Ben’s daughter charged through the kitchen with two other gangly teenagers in jeans and halter tops. “Tell Mom I’m taking her car.”
A tangle of bony elbows and knees scurried out the screen door.
Ben opened his mouth as if to say something, then shrugged instead.
His wife’s voice called out again. “C’mon, you morons! You’re leaving the lane wide open.”
Ben’s head retreated into his shoulders. “We best leave Charlie alone in her misery.”
“Your wife’s name is Charlie?”
Ben grabbed a pair of barbecue tongs and led Luke out the back door. “Short for Charlotte.”
“Ah, I see.”
Ben turned on him. “I know what you’re thinking, and you’re wrong.”
Luke spread his palms, brimming with innocence.
“I like tarantulas,” Ben insisted. “They’re beautiful creatures.”
“Of course they are.”
“So I named one after my wife. What’s wrong with that?”
“Not that this discussion isn’t important in its own right,” Luke said as they stepped over to a brick-mounted barbecue grill, “but did you get a look at those lung slides?”

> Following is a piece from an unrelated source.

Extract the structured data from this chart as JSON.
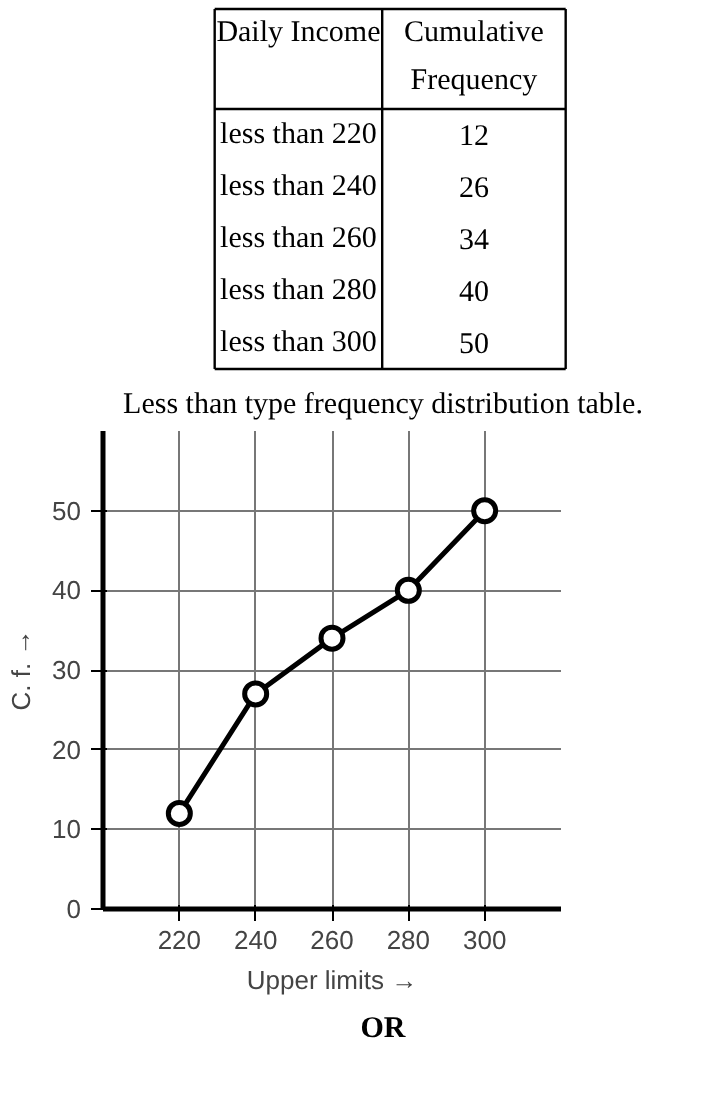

“Yep.” Ben scratched his nose with the tongs, then pointed them at Luke. “Like that little girl Alice said, it’s gettin’ curiouser and curiouser. That boy’s airways, particularly the smaller airways leading into the lung, looked like a tornado hit ’em.”
“Sepsis?”
“Doubt it. The epithelial cells lining the smaller airways were mostly gone. Poof. The few cells that were left aren’t consistent with sepsis.” Ben turned a steak. “But I haven’t told you the kicker.”
“What?”
“Even though the airways were all shot to hell, the lung tissue itself was normal. The alveoli, the air sacs — completely normal. Whatever this was, it attacked just one type of cell — the epithelial cells lining that boy’s airways.”

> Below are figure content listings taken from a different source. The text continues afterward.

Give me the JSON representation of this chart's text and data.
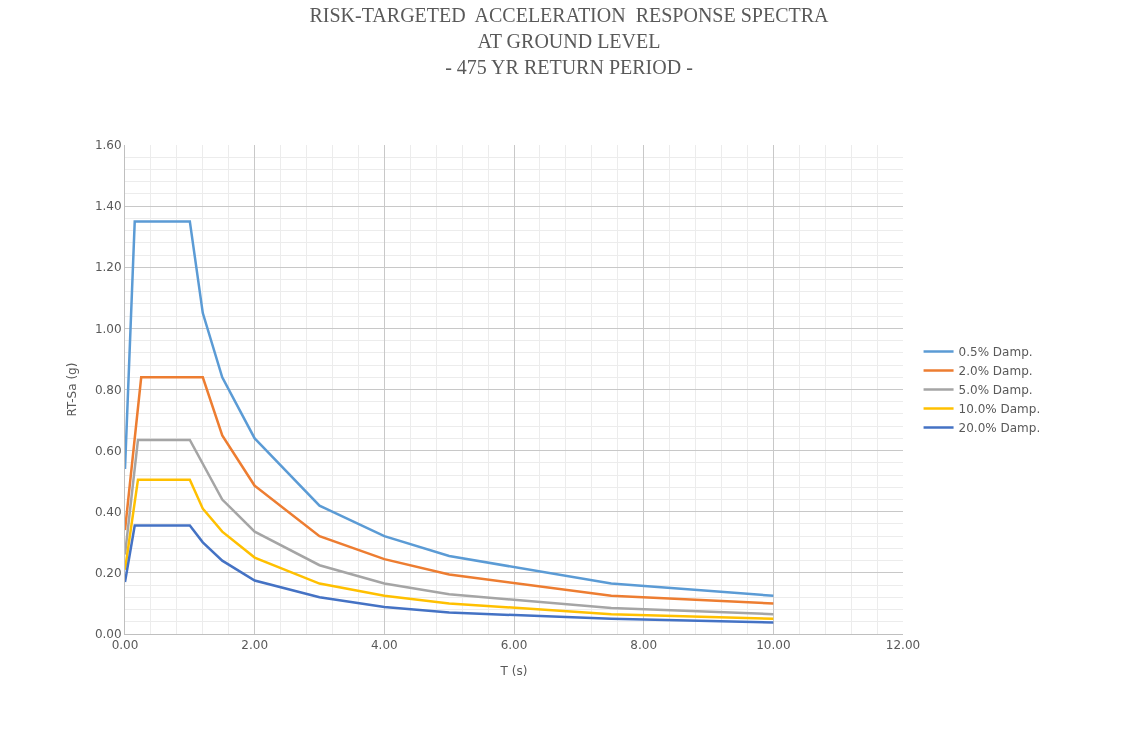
{
  "chart_data": {
    "type": "line",
    "title": "RISK-TARGETED  ACCELERATION  RESPONSE SPECTRA\nAT GROUND LEVEL\n- 475 YR RETURN PERIOD -",
    "xlabel": "T (s)",
    "ylabel": "RT-Sa (g)",
    "xlim": [
      0,
      12
    ],
    "xticks": [
      {
        "value": 0,
        "label": "0.00"
      },
      {
        "value": 2,
        "label": "2.00"
      },
      {
        "value": 4,
        "label": "4.00"
      },
      {
        "value": 6,
        "label": "6.00"
      },
      {
        "value": 8,
        "label": "8.00"
      },
      {
        "value": 10,
        "label": "10.00"
      },
      {
        "value": 12,
        "label": "12.00"
      }
    ],
    "ylim": [
      0,
      1.6
    ],
    "yticks": [
      {
        "value": 0,
        "label": "0.00"
      },
      {
        "value": 0.2,
        "label": "0.20"
      },
      {
        "value": 0.4,
        "label": "0.40"
      },
      {
        "value": 0.6,
        "label": "0.60"
      },
      {
        "value": 0.8,
        "label": "0.80"
      },
      {
        "value": 1.0,
        "label": "1.00"
      },
      {
        "value": 1.2,
        "label": "1.20"
      },
      {
        "value": 1.4,
        "label": "1.40"
      },
      {
        "value": 1.6,
        "label": "1.60"
      }
    ],
    "grid": true,
    "legend": "right",
    "marker": "none",
    "line_style": "solid",
    "series": [
      {
        "name": "0.5% Damp.",
        "color": "#5b9bd5",
        "x": [
          0,
          0.15,
          1.0,
          1.2,
          1.5,
          2,
          3,
          4,
          5,
          7.5,
          10
        ],
        "values": [
          0.54,
          1.35,
          1.35,
          1.05,
          0.84,
          0.64,
          0.42,
          0.32,
          0.255,
          0.165,
          0.125
        ]
      },
      {
        "name": "2.0% Damp.",
        "color": "#ed7d31",
        "x": [
          0,
          0.25,
          1.2,
          1.5,
          2,
          3,
          4,
          5,
          7.5,
          10
        ],
        "values": [
          0.34,
          0.84,
          0.84,
          0.65,
          0.485,
          0.32,
          0.245,
          0.195,
          0.125,
          0.1
        ]
      },
      {
        "name": "5.0% Damp.",
        "color": "#a5a5a5",
        "x": [
          0,
          0.2,
          1.0,
          1.5,
          2,
          3,
          4,
          5,
          7.5,
          10
        ],
        "values": [
          0.26,
          0.635,
          0.635,
          0.44,
          0.335,
          0.225,
          0.165,
          0.13,
          0.085,
          0.065
        ]
      },
      {
        "name": "10.0% Damp.",
        "color": "#ffc000",
        "x": [
          0,
          0.2,
          1.0,
          1.2,
          1.5,
          2,
          3,
          4,
          5,
          7.5,
          10
        ],
        "values": [
          0.21,
          0.505,
          0.505,
          0.41,
          0.335,
          0.25,
          0.165,
          0.125,
          0.1,
          0.065,
          0.05
        ]
      },
      {
        "name": "20.0% Damp.",
        "color": "#4472c4",
        "x": [
          0,
          0.15,
          1.0,
          1.2,
          1.5,
          2,
          3,
          4,
          5,
          7.5,
          10
        ],
        "values": [
          0.17,
          0.355,
          0.355,
          0.3,
          0.24,
          0.175,
          0.12,
          0.088,
          0.07,
          0.05,
          0.038
        ]
      }
    ]
  }
}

“Then why couldn’t we ventilate the patient? If the lung tissue was spared, how’d he die?”
Charlie erupted inside the house. “Open your eyes, guys. Ever heard of passing the ball?”
“Fluid and debris,” Ben said while handing a tray to Luke. “Here. Hold this.”
“Fluid and debris? I’m not following.”
“There was a thin layer of fluid and debris in the lungs — a slurry of dead tissue from the airways that followed gravity and flowed into the alveolar air sacs.”
Luke rotated the platter as Ben loaded it with steaks.
“You were able to push oxygen into the boy’s lungs,” Ben continued, “but it couldn’t get through the fluid and debris. The oxygen never got into his bloodstream. That’s almost certainly what killed him.” Ben pointed at the door. “It’s getting cold. Let’s take our little chat inside.”
Luke followed Ben into the kitchen, placed the platter on a kitchen counter, and the two of them went into the living room.
“Any idea how this ties into the boy’s pancreatic enzymes being elevated?”
“Nope.” Ben stooped to set some logs in the fireplace.
Luke stood at the front window, glancing up and down the street. “So, what’s your best guess? What caused the boy’s death?”
“I don’t have a guess at this point. You got something attacking this boy’s airways while leaving the lung tissue alone. Doesn’t look like an infection, at least no infection I’ve ever seen. Maybe some kind of autoimmune reaction, but again, I’ve never seen anything like it. That’s about all I can tell you.”
“So, unless the blood cultures turn up something, we’re at a dead end?”
Ben stuffed a wad of newspaper under the logs. “Maybe not.”
“What do you mean?”
Ben lit a match and touched the flame to one end of the paper. “You asked me to call the coroner about what happened with the autopsy, remember?”
“And?”
“I called him ‘bout an hour ago, just before you got here.” He stood and brushed his palms. “Turns out he’s the one that was talking to the consulate. He didn’t really add anything to what we already know—”
“So how does that help us?”
“Just hold on,” Ben said. “So, the coroner and I got to talking about this case and I tell him about these lung findings. He’s one of the brightest bulbs I know. I was interested in his opinion, ya know?”
Luke nodded while staring out the front window. There was a dark van directly across the street from Ben’s home, and two cars parked ahead of it. Neither of the cars was a Ford Mustang.
“It turns out,” Ben continued, “that the coroner had a case with similar lung findings — a Jane Doe case. It was a few months back.”